Friday 24 June 2016

Chilling News

I wonder what the oncologist thought as he delivered the bad news to the young man telling him there is nothing anyone can do.
I wonder if he went home that night and hugged his children with more affection.
I wonder if he warned them of the dangers of smoking telling them of this young man lying in his hospital dying.

I wonder if after he had passed on this devastating news he thought about this young man coughing, spluttering, relying on oxygen to breathe and pain killers to get through each day.
A young man only 35 years of age whose dreams were shattered in a moment.  There will be no more future planning.  All dreams of his future gone.

His girlfriend sits awkwardly on the young man's hospital bed.  The dreams of their future replaced with the fear ahead.  Weeks maybe months of pain before the end.
She holds his hand and speaks kind words but her head and her heart scream in horror.

His girlfriend's mother cries for his pain and for her daughter's grief.
After he is gone how will her daughter cope?

The girlfriend's mother remembers her father dying of lung cancer over twenty years ago. 
Recently she lost her mother.  She relives the grief of her father while still grieving for her mother.

The young man recently spoke with his mother, brother and sisters.  He has had little contact with them for almost half his life but now they are arriving next week from interstate to say hello and their final farewell.

This is not how he had pictured their reunion in his mind.
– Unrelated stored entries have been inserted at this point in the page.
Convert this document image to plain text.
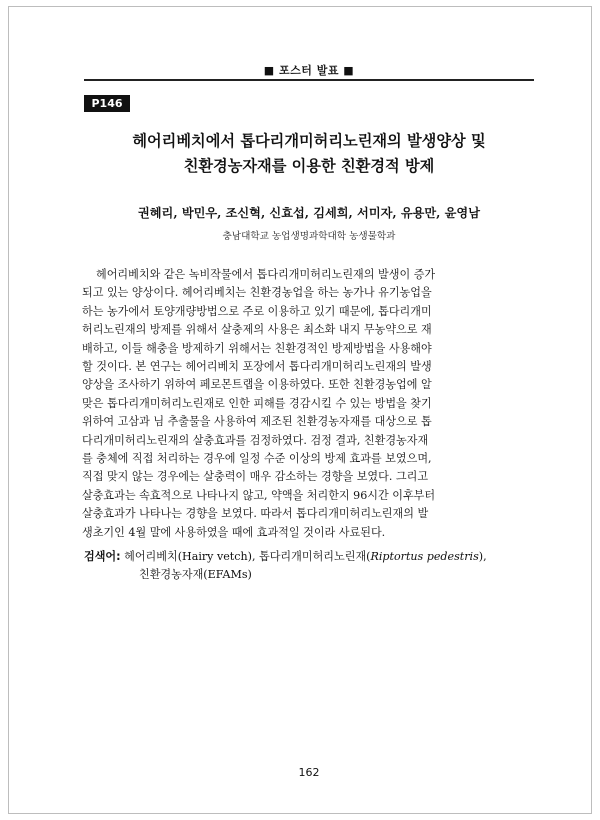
■ 포스터 발표 ■
P146
헤어리베치에서 톱다리개미허리노린재의 발생양상 및
친환경농자재를 이용한 친환경적 방제
권혜리, 박민우, 조신혁, 신효섭, 김세희, 서미자, 유용만, 윤영남
충남대학교 농업생명과학대학 농생물학과
헤어리베치와 같은 녹비작물에서 톱다리개미허리노린재의 발생이 증가
되고 있는 양상이다. 헤어리베치는 친환경농업을 하는 농가나 유기농업을
하는 농가에서 토양개량방법으로 주로 이용하고 있기 때문에, 톱다리개미
허리노린재의 방제를 위해서 살충제의 사용은 최소화 내지 무농약으로 재
배하고, 이들 해충을 방제하기 위해서는 친환경적인 방제방법을 사용해야
할 것이다. 본 연구는 헤어리베치 포장에서 톱다리개미허리노린재의 발생
양상을 조사하기 위하여 페로몬트랩을 이용하였다. 또한 친환경농업에 알
맞은 톱다리개미허리노린재로 인한 피해를 경감시킬 수 있는 방법을 찾기
위하여 고삼과 님 추출물을 사용하여 제조된 친환경농자재를 대상으로 톱
다리개미허리노린재의 살충효과를 검정하였다. 검정 결과, 친환경농자재
를 충체에 직접 처리하는 경우에 일정 수준 이상의 방제 효과를 보였으며,
직접 맞지 않는 경우에는 살충력이 매우 감소하는 경향을 보였다. 그리고
살충효과는 속효적으로 나타나지 않고, 약액을 처리한지 96시간 이후부터
살충효과가 나타나는 경향을 보였다. 따라서 톱다리개미허리노린재의 발
생초기인 4월 말에 사용하였을 때에 효과적일 것이라 사료된다.
검색어: 헤어리베치(Hairy vetch), 톱다리개미허리노린재(Riptortus pedestris),
친환경농자재(EFAMs)
162
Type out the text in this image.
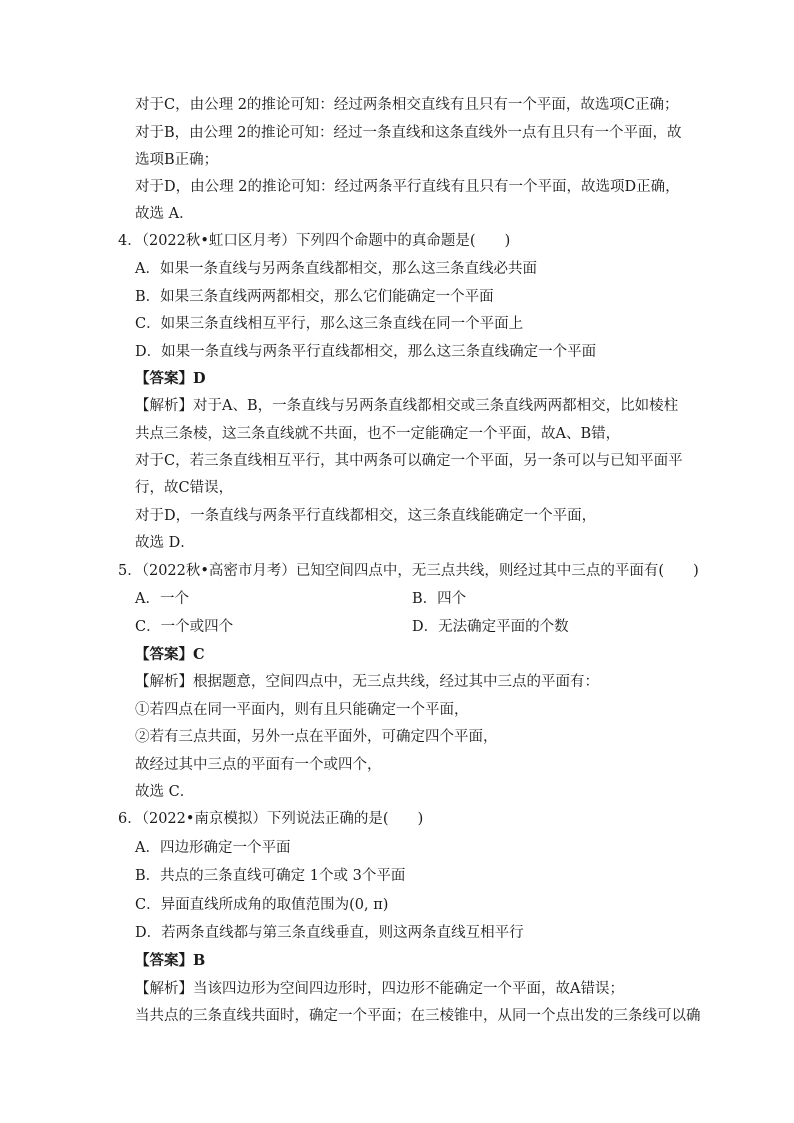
对于C，由公理 2的推论可知：经过两条相交直线有且只有一个平面，故选项C正确；
对于B，由公理 2的推论可知：经过一条直线和这条直线外一点有且只有一个平面，故
选项B正确；
对于D，由公理 2的推论可知：经过两条平行直线有且只有一个平面，故选项D正确，
故选 A．
4．（2022秋•虹口区月考）下列四个命题中的真命题是(　　)
A．如果一条直线与另两条直线都相交，那么这三条直线必共面
B．如果三条直线两两都相交，那么它们能确定一个平面
C．如果三条直线相互平行，那么这三条直线在同一个平面上
D．如果一条直线与两条平行直线都相交，那么这三条直线确定一个平面
【答案】D
【解析】对于A、B，一条直线与另两条直线都相交或三条直线两两都相交，比如棱柱
共点三条棱，这三条直线就不共面，也不一定能确定一个平面，故A、B错，
对于C，若三条直线相互平行，其中两条可以确定一个平面，另一条可以与已知平面平
行，故C错误，
对于D，一条直线与两条平行直线都相交，这三条直线能确定一个平面，
故选 D．
5．（2022秋•高密市月考）已知空间四点中，无三点共线，则经过其中三点的平面有(　　)
A．一个	B．四个
C．一个或四个	D．无法确定平面的个数
【答案】C
【解析】根据题意，空间四点中，无三点共线，经过其中三点的平面有：
①若四点在同一平面内，则有且只能确定一个平面，
②若有三点共面，另外一点在平面外，可确定四个平面，
故经过其中三点的平面有一个或四个，
故选 C．
6．（2022•南京模拟）下列说法正确的是(　　)
A．四边形确定一个平面
B．共点的三条直线可确定 1个或 3个平面
C．异面直线所成角的取值范围为(0, π)
D．若两条直线都与第三条直线垂直，则这两条直线互相平行
【答案】B
【解析】当该四边形为空间四边形时，四边形不能确定一个平面，故A错误；
当共点的三条直线共面时，确定一个平面；在三棱锥中，从同一个点出发的三条线可以确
So much heartache and grief for all.  His family, his friends and himself.
The reality has yet to sink in.  He was jovial last week but now his hospital food holds no temptation.
The cancer continues to steal his life.

I am the girlfriend's mother.



Saturday 11 June 2016

Weeds and Other Interruptions

It's cold here in Perth.  Actually its been colder than usual for this time of the year but the garden weeds are enjoying the rain.  They are growing happily at an alarming rate.  I look at them; I can almost see them growing.  I ponder.  I imagine I am ripping them out of the ground but I go back to whatever I am doing.  It is warm inside and cold where those dreadful weeds grow.
It's almost a month since Mum passed away.  Photos of Mum still adorn the side of my fridge. We are still sorting things out and thinking in the past instead of the present.  I can't think of Christmas or Easter or Mother's Day without her.
I know my Mum (when she was physically able) would be outside ripping those weeds out of the ground but today I have no energy to do the same.
Mel's boyfriend (who she was engaged to in January but decided by February it was all too stressful for her) has been in the local hospital three times in the last month.  He has lung cancer and was diagnosed a fortnight ago with pneumonia.  Due to his cancer it is taking a long time for his body to recover.  He went back into hospital on Thursday after being home for only four days and he is still there. 
I don't know what to make of it.  He is on oxygen and an IV drip. Will he get better or will he just get worse?  Cancer is rarely forgiving.  He hadn't take his cancer medication for sometime and last week he resumed smoking.  I shake my head in disbelief.
I am despondent.   Not for me but for Mel.  She is not good with stress.  Not only has she recently lost her Grandmother but she is now running around and being an emotional kick bag for her boyfriend. 
She rang this afternoon as she often does.  She said she just wanted to cry and like all mothers I offered her what we consider words of wisdom.  We ended our conversation by arranging for her to stay with us tomorrow afternoon for a few days to relieve her stress.  I hope it helps.
Life is tough for many of us but I long just for a few weeks of so called normality.  I hope Mel's boyfriend recovers well enough to continue life as it should be.  He is only thirty five.